St Luke's Hospice is located on Little Common Lane and cares for people aged 18 and above from across Sheffield who have incurable illnesses. It was opened in October 1971 on land donated by British Steel Corporation who at that time owned the adjacent Clifford House. The hospice is a registered charity and only receives 25% of its funding from the NHS, raising over £7 million annually through charity to continue its work.

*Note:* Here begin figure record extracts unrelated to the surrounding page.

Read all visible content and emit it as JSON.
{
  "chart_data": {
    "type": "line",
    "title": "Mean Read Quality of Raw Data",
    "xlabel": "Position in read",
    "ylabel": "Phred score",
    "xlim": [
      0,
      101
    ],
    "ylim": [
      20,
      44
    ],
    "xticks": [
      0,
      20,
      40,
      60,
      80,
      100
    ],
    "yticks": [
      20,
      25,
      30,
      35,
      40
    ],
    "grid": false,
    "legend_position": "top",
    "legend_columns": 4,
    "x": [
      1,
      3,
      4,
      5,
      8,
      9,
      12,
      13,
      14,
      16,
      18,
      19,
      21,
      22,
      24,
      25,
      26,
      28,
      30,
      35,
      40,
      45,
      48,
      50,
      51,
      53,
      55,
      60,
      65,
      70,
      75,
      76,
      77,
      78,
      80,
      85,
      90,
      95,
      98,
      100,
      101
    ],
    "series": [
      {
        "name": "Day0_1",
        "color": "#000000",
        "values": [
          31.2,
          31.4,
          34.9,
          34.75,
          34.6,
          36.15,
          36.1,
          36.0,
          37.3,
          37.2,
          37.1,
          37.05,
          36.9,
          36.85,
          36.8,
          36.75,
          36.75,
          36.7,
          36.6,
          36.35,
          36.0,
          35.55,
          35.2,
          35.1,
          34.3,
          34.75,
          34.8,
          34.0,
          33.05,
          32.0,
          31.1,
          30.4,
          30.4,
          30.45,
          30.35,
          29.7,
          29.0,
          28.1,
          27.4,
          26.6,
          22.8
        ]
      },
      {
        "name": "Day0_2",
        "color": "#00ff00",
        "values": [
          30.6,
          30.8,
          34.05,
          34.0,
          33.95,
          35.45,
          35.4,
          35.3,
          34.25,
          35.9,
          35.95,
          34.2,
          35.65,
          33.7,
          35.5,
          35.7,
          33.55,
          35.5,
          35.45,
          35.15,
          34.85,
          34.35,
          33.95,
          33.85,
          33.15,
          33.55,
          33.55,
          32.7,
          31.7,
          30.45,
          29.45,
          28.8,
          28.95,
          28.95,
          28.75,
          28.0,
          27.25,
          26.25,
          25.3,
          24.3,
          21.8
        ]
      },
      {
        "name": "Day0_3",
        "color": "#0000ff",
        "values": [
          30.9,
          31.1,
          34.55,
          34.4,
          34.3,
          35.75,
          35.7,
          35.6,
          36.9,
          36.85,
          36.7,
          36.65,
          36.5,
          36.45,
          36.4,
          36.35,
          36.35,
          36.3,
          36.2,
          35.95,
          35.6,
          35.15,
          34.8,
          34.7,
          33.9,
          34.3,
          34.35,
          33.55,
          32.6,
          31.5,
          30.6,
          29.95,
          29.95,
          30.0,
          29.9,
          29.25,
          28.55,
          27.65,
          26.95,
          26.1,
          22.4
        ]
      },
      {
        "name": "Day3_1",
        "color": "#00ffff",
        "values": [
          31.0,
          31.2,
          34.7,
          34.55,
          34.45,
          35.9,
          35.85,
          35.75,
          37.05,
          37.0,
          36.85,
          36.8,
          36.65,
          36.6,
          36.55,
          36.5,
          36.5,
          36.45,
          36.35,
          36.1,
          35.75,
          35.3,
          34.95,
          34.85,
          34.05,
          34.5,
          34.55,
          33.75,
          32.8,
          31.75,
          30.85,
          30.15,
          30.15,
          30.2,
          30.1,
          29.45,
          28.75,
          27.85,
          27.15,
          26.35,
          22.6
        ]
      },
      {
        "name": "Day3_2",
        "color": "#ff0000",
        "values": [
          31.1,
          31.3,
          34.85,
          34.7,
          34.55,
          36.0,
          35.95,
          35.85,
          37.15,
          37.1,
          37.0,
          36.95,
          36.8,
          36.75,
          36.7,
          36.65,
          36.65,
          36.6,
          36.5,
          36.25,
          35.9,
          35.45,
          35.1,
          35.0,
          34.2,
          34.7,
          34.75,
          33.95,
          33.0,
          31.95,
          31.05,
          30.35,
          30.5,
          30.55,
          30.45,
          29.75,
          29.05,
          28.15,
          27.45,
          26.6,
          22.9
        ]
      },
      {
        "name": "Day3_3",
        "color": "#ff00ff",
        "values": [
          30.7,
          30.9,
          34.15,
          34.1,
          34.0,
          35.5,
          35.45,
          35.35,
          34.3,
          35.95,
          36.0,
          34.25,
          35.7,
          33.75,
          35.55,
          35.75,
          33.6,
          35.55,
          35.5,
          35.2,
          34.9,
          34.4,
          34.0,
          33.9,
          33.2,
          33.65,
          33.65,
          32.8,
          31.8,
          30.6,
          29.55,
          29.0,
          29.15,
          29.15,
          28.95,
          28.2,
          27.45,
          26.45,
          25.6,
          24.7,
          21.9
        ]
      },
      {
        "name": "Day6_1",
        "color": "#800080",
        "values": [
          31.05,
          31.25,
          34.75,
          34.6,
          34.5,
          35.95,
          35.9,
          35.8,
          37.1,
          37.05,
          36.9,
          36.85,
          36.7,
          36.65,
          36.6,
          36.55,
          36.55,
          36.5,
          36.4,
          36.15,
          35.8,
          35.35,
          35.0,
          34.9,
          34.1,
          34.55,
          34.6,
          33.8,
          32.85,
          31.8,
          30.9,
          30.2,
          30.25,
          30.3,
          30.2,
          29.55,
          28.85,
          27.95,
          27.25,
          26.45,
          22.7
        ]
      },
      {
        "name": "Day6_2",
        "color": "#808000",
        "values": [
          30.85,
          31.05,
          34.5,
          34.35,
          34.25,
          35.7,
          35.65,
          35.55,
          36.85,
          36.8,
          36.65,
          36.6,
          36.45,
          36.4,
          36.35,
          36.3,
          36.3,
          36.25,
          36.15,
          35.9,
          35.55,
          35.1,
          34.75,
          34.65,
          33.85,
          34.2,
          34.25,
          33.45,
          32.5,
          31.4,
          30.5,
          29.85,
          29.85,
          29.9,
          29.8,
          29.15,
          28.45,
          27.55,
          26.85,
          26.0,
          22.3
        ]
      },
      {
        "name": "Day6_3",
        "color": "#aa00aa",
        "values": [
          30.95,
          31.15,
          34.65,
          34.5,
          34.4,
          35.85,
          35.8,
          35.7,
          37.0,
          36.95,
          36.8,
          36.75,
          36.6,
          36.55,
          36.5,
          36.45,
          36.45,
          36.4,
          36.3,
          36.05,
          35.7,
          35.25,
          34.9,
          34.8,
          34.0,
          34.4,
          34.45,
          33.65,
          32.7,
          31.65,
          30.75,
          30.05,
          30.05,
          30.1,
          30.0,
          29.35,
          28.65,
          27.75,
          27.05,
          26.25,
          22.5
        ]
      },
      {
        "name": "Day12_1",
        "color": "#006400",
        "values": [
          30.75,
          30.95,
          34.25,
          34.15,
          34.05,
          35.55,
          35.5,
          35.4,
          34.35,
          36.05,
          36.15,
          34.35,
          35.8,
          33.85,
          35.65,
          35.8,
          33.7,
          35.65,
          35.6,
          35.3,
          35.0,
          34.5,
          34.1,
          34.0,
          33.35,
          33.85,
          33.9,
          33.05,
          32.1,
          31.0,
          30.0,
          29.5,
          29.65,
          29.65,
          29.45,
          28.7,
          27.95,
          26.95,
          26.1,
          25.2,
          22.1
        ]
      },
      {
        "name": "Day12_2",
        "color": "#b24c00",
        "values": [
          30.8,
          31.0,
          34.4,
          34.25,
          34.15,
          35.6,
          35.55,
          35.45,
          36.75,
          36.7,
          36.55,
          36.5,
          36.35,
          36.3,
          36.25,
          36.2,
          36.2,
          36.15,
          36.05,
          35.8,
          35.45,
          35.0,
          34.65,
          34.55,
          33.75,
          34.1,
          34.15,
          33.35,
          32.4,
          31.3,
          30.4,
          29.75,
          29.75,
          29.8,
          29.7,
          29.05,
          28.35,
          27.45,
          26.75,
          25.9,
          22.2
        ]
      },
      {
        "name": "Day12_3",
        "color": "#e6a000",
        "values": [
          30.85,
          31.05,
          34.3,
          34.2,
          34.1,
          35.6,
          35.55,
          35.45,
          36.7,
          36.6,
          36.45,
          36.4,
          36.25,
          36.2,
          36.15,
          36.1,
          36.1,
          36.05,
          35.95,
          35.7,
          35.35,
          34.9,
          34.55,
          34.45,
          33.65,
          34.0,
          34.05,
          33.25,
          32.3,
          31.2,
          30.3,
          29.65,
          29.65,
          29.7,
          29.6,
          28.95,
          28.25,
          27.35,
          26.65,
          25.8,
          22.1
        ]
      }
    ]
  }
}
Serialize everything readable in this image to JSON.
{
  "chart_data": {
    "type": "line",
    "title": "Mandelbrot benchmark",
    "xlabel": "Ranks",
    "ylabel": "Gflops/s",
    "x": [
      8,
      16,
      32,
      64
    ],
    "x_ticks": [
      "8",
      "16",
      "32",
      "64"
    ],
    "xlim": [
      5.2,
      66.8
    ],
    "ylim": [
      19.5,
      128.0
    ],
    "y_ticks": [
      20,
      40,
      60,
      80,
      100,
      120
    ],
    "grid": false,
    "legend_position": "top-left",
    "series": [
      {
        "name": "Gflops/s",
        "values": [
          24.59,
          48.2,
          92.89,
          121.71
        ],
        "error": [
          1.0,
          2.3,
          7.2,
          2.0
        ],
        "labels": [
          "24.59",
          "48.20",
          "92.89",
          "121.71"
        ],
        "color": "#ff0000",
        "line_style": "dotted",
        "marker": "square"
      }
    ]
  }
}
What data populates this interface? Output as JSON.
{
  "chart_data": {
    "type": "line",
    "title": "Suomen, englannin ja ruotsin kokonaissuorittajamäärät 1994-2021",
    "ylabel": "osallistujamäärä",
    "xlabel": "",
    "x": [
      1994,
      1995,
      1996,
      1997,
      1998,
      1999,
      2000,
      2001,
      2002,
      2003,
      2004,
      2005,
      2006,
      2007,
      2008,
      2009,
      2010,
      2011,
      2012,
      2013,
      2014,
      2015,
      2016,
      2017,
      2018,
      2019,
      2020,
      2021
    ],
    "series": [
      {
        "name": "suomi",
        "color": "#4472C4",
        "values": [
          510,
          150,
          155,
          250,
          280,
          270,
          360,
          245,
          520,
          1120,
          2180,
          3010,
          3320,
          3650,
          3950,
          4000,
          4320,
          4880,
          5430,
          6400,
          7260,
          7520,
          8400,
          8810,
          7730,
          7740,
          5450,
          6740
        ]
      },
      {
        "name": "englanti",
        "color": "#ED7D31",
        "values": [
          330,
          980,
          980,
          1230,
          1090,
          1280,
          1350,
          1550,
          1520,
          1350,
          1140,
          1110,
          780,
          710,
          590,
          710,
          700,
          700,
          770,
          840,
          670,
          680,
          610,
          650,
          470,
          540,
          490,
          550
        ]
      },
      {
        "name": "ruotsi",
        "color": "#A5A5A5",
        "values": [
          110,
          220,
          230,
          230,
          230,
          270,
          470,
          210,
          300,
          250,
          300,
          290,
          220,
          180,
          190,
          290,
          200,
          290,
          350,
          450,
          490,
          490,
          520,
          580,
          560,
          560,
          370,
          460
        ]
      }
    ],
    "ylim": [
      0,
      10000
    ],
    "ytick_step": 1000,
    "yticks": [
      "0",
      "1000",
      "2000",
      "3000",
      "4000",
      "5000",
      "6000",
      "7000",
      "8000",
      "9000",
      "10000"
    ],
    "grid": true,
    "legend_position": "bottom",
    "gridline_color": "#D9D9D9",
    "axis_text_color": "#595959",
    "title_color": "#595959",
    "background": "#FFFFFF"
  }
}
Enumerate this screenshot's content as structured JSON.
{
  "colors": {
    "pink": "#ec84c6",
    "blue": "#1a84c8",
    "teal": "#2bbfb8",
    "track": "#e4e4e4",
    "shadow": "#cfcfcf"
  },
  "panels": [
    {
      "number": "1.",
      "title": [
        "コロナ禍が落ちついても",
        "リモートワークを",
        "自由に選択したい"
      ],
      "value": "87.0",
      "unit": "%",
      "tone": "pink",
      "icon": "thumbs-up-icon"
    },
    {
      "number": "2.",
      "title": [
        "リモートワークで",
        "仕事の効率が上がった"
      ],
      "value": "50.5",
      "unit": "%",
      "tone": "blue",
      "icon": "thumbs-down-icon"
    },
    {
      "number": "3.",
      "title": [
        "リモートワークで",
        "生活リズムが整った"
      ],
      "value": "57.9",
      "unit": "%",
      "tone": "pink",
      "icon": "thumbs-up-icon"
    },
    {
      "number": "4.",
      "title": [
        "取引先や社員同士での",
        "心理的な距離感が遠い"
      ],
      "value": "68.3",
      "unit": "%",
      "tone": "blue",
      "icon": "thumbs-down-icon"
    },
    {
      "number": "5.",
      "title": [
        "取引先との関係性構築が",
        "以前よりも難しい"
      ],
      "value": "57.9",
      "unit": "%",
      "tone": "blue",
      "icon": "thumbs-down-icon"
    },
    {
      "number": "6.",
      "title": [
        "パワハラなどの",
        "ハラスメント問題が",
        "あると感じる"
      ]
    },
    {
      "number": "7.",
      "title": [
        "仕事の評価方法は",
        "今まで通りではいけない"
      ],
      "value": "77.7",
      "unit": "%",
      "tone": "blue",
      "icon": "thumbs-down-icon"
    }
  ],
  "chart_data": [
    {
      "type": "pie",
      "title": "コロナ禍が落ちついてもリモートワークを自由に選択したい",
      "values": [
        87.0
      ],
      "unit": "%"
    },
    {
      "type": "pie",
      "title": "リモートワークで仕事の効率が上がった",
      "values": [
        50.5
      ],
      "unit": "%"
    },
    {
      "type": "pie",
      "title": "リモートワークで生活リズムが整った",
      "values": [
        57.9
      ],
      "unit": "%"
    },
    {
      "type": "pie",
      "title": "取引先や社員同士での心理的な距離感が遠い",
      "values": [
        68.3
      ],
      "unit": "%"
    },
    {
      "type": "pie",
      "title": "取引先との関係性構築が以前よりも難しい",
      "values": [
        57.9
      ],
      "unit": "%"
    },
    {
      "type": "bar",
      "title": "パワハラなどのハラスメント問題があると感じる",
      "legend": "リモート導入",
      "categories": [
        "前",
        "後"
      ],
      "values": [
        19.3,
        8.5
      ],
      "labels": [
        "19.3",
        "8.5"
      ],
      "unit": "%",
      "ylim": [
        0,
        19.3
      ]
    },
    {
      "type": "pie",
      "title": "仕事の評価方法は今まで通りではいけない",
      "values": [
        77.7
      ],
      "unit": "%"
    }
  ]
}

Whirlow has two parks, the already mentioned Whirlow Brook Park is classed as a district park and is looked after by the council. Whinfell Quarry Garden was originally the garden to Whinfell, a house built for the industrialist Samuel Doncaster in 1897 and gutted by fire in June 1971. The gardens were designed as a series of winding walks with ponds and waterfalls and were given to the City of Sheffield in 1968 by the Neill family as a memorial to Sir Frederick Neill (1891-1967) industrial entrepreneur and Master Cutler in 1937.

==Statistics==
Statistics show Whirlow as a wealthy, well educated area with low unemployment. Over 92% of residents own their own homes compared to the Sheffield average of 60%. Over 60% of the houses are detached compared to the city average of 14%. Only 1.7% of the population is claiming housing benefit compared to the city average of almost 18% and the Whirlow area is ranked as a least deprived area in the deprivation indicator. The suburb has an unemployment rate of 1% while almost 43% of the population are educated to degree standard compared to the Sheffield average of 19%.